Be sure to use fresh herbs.  It makes all the difference in the world.  It's so easy to grow your own herbs and it's much more cost effective than buying the small packages of them at the store.

For garlic cheese bread, sprinkle 1/4 cup shredded mozzarella or Gruyere cheese on the bread before putting in the oven.  

For another version, use roasted garlic.  It has a sweet, mellow flavor.  Slice a head of garlic in half crosswise, place on a piece of aluminum foil, and drizzle with olive oil.  Wrap up the garlic in the aluminum foil and bake in a 400 degree oven for 35 minutes.  Squeeze the cloves of garlic out of their paper shells and mix into the butter mixture.

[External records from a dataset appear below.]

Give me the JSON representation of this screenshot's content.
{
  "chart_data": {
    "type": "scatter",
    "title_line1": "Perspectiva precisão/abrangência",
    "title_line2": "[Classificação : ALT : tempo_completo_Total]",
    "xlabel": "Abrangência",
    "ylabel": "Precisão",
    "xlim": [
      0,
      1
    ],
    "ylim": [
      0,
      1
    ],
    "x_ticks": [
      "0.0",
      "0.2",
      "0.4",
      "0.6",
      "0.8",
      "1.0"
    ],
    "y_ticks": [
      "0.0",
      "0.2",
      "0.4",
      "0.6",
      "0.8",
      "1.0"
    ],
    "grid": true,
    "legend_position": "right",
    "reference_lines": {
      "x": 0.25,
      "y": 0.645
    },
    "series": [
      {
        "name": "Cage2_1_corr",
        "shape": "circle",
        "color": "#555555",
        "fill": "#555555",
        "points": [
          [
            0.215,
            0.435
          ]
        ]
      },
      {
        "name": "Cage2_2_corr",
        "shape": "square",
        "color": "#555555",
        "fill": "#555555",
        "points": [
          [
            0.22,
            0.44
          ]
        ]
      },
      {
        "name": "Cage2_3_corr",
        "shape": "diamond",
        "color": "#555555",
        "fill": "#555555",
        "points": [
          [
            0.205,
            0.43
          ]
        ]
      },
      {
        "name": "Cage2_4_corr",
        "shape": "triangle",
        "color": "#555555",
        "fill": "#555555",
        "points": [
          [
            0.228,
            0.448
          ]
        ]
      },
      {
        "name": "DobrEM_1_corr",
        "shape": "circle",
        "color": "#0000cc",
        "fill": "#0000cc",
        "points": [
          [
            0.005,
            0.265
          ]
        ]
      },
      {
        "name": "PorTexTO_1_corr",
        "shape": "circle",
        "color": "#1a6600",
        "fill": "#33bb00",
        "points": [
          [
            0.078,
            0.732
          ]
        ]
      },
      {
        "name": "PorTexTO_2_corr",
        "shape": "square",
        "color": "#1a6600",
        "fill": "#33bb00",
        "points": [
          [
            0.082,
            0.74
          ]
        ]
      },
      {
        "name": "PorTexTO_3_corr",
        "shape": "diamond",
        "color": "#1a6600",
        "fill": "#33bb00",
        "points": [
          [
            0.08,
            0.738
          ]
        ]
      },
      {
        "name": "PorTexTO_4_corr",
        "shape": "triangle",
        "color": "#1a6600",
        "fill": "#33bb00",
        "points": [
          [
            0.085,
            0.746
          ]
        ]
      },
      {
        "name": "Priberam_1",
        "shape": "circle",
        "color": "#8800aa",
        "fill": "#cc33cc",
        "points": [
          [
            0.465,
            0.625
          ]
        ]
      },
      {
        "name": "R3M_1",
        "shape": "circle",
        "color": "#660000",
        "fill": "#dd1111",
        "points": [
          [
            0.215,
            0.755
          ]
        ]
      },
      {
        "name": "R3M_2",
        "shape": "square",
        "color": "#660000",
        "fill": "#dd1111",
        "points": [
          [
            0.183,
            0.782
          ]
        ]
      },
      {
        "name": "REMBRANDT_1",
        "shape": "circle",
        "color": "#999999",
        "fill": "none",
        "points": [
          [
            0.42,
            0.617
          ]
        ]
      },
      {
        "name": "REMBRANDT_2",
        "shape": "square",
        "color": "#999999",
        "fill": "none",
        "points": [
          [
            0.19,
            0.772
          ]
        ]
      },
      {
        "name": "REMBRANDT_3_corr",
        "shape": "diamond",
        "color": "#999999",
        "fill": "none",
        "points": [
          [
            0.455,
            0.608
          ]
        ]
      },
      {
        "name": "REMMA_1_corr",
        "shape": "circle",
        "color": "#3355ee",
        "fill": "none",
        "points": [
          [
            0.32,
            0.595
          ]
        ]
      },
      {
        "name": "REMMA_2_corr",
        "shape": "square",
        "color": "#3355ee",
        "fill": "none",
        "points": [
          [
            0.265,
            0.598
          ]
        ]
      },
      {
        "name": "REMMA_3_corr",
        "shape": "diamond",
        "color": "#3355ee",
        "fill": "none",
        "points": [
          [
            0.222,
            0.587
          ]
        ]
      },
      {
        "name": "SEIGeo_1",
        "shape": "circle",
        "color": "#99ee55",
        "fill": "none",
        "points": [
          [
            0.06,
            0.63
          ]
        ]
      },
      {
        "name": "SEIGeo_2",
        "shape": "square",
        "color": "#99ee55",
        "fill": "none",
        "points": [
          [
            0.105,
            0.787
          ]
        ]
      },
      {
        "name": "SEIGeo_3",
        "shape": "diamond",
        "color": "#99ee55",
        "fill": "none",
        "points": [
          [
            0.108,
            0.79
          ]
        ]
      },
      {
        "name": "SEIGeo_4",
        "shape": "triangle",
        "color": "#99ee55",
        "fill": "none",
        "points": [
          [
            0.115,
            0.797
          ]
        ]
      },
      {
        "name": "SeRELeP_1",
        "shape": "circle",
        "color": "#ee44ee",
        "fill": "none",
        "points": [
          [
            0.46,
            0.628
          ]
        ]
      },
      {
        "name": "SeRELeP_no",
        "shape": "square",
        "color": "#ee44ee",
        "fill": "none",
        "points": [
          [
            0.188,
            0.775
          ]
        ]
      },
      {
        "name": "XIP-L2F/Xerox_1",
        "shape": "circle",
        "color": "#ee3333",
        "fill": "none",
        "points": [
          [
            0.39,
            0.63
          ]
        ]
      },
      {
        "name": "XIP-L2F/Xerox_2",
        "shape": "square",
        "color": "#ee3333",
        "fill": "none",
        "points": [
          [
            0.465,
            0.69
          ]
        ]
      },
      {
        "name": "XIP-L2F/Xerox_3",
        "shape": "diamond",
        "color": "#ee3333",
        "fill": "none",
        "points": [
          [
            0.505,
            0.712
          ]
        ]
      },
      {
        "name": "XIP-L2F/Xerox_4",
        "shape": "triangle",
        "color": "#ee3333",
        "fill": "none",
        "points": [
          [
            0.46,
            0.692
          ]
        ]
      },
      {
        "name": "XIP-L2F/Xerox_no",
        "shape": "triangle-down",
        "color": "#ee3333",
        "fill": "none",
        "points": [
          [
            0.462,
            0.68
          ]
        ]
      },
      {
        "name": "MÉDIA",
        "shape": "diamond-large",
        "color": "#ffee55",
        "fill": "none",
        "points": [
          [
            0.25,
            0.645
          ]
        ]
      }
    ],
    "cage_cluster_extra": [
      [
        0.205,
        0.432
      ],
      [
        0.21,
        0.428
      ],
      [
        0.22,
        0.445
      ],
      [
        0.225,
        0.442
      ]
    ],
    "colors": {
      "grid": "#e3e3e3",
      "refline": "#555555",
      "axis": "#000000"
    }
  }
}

The garlic butter freezes very well.  Here's the best way I've found to do this:

After mixing up the butter mixture, spoon onto a piece of plastic wrap.  Roll the butter into a log shape and place into the fridge until it's firm.


Take it out of the fridge and cut into slices, about 1/4" thick or so.


Then you can place the butter slices into a Ziploc and freeze.


So whenever you want some garlic bread, take out a slice of butter (1 slice per piece of bread), thaw, spread on the bread and broil in the oven for a couple of minutes, or until golden.  Quick and easy!

I also keep a Ziploc full of french bread slices in the freezer as well.